(2) We want $\forall M \in \mathbb R, \exists N \in \mathbb N, \forall n \geq N, a_n \gt M$.

Given: $\forall M \in \mathbb R, \exists N \in \mathbb N, \forall n \geq N, \frac{a_{n + 1}}{a_n} \gt M$

For instance, choose $N_0 \in \mathbb N$ such that $\forall n \geq N_0, \frac{a_{n + 1}}{a_n} \gt 2$. Then $a_{n + 1} \gt 2a_n$. By assumption, $a_{N_0} \gt 0$. We have

\[\begin{align*} a_{N_0 + 1} \gt 2a_{N_0} \implies a_{N_0 + 2} \gt 2 a_{N_0 + 1} \implies a_{N_0 + k} \gt 2^k a_{N_0} \end{align*}\]

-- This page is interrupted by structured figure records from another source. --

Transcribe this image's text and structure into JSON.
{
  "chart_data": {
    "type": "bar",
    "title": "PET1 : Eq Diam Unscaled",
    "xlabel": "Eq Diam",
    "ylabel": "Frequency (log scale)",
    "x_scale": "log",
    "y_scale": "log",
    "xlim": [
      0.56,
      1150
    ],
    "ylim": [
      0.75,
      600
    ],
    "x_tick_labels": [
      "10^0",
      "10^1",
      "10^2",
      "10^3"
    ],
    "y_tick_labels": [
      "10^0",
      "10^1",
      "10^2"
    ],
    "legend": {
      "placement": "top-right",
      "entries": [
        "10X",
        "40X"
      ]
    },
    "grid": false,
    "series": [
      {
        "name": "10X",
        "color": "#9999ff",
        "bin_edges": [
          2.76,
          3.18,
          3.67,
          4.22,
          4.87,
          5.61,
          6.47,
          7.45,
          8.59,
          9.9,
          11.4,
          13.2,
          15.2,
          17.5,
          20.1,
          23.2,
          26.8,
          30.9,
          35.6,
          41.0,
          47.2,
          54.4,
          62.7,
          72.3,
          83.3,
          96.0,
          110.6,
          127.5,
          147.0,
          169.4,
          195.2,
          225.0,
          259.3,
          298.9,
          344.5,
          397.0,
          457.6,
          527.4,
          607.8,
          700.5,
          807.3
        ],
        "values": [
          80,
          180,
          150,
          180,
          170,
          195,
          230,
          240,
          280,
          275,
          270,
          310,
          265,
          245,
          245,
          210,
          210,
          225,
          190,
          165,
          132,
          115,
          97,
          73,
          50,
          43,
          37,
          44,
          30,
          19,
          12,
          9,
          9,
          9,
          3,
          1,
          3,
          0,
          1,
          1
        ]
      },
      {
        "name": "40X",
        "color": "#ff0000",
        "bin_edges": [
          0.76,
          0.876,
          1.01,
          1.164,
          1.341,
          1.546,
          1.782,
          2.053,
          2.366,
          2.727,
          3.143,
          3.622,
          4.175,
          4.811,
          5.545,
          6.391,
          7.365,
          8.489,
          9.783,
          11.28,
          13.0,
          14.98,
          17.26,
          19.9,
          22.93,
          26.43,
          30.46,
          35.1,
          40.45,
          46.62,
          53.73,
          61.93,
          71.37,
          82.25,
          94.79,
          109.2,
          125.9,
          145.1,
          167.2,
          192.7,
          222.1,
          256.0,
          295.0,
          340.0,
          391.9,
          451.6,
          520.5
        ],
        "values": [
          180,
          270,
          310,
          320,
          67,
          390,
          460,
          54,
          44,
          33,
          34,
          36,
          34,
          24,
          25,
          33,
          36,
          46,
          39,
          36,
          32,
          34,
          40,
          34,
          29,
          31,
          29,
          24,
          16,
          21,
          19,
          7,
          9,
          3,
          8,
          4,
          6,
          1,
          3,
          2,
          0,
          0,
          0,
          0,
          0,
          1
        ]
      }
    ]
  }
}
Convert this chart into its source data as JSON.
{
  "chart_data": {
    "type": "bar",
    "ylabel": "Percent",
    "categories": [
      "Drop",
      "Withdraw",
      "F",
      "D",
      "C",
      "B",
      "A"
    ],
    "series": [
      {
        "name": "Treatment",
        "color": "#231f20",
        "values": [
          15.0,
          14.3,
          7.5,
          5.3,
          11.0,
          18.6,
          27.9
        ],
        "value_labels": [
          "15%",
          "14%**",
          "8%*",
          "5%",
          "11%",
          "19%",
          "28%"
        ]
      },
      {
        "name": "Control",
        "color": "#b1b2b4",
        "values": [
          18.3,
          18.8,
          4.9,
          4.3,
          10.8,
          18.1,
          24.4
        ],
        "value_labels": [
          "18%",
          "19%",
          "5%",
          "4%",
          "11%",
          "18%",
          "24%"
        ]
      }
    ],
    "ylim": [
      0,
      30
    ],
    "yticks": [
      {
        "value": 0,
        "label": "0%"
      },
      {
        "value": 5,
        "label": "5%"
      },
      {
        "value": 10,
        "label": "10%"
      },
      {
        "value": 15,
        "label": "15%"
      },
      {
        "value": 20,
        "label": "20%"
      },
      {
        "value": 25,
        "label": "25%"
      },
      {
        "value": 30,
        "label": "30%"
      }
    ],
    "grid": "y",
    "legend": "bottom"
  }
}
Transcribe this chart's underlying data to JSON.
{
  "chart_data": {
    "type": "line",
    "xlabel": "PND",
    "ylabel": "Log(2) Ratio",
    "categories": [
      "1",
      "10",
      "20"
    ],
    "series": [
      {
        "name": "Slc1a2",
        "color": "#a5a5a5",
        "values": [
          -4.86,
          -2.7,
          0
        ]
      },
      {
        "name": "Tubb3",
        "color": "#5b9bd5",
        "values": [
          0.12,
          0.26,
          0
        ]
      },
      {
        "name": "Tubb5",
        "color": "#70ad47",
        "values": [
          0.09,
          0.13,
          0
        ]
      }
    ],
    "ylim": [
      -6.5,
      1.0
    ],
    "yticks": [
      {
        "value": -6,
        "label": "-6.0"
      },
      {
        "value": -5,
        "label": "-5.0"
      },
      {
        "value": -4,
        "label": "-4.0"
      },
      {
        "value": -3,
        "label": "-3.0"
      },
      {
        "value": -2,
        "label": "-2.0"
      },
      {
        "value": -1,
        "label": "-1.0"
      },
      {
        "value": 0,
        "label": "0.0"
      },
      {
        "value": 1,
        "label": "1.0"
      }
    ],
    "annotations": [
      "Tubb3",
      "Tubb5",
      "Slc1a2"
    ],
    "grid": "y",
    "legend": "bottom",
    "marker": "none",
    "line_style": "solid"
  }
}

So $\forall n \geq N_0$, $a_n \gt 2^{n - N_0} a_{N_0} = \frac{a_{N_0}}{2^{N_0}} 2^n$. Given arbitrary $M \in \mathbb R$, let $N_1 \geq N_0$ be such that $\frac{a_{N_0}}{2^{N_0}} \cdot 2^n \gt M, \forall n \geq N_0$. Then $a_n \gt \frac{a_{N_0}}{2^{N_0}} 2^n \gt M$. $\blacksquare$

(3) Suppose $L \neq \lim_{n \to \infty} a_n$, that is, $\exists \epsilon_0 \gt 0, \forall N \in \mathbb N, \exists n \geq N$ such that $\vert a_n - L \vert \geq \epsilon_0$. Choose $\epsilon \gt 0$ as above. For every $k \in \mathbb N$, choose $n_k \geq k$ such that $\vert a_{n_k} - L \vert \geq \epsilon$. Then $(a_{n_k})k \subseteq (a_n)_n$ is bounded. By B-W, can choose $(a{n_{k_l}}) \subseteq (a_{n_k})$ which is convergent. But $\lim_{l \to \infty} a_{n_{k_l}} \neq L$.